Find smallest value in a rolling window partitioned by group

Question

I have a dataframe containing different geographical positions as well as the distance to some other places. My problem is that I want to find the closest n places for each geographical position. My first idea was to use groupBy() followed by some sort of aggregation but I couldn't get that to work.

Instead I tried to first convert the dataframe to an RDD and the use groupByKey(), it works, but the method is cumbersome. Is there is any better alternative to solve this problem? Maybe using groupBy() and aggregate somehow?

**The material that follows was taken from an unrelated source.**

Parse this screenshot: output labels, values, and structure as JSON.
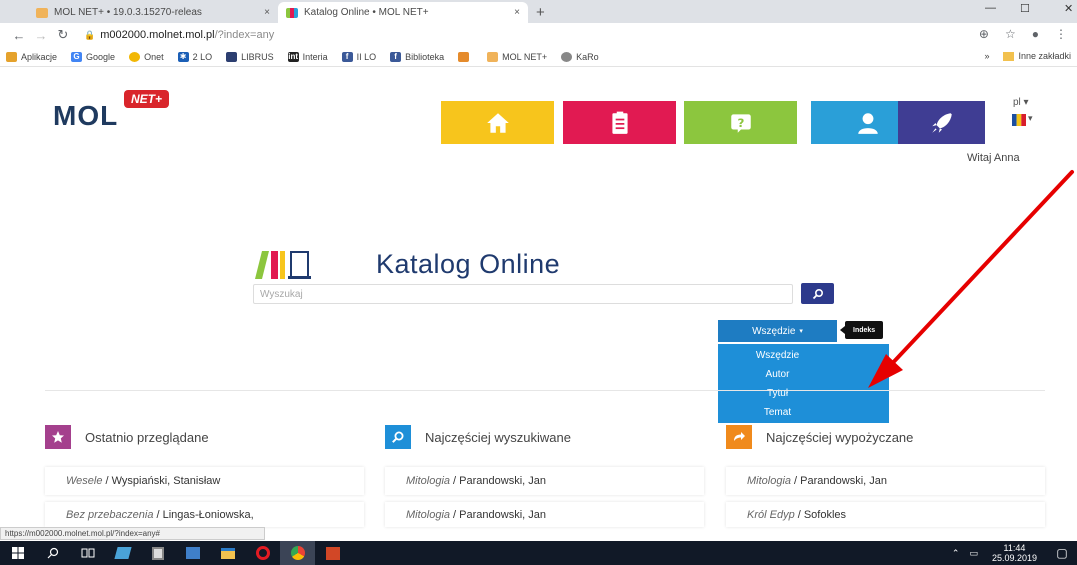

A small example of my approach where n=2 with input:

+---+--------+
| id|distance|
+---+--------+
|  1|     5.0|
|  1|     3.0|
|  1|     7.0|
|  1|     4.0|
|  2|     1.0|
|  2|     3.0|
|  2|     3.0|
|  2|     7.0|
+---+--------+

Code:

df.rdd.map{case Row(id: Long, distance: Double) => (id, distance)}
  .groupByKey()
  .map{case (id: Long, iter: Iterable[Double]) => (id, iter.toSeq.sorted.take(2))}
  .toDF("id", "distance")
  .withColumn("distance", explode($"distance"))

Output:

+---+--------+
| id|distance|
+---+--------+
|  1|     3.0|
|  1|     4.0|
|  2|     1.0|
|  2|     3.0|
+---+--------+

Answer 1

You can use Window as below:

val spark = SparkSession.builder().master("local").appName("test").getOrCreate()

import spark.implicits._
case class A(id: Long, distance: Double)
val df = List(A(1, 5.0), A(1,3.0), A(1, 7.0), A(1, 4.0), A(2, 1.0), A(2, 3.0), A(2, 4.0), A(2, 7.0))
  .toDF("id", "distance")

val window = Window.partitionBy("id").orderBy("distance")  
val result = df.withColumn("rank", row_number().over(window)).where(col("rank") <= 2 )

result.drop("rank").show()

You can increase the number of result you want by replacing the 2.

Hope this helps.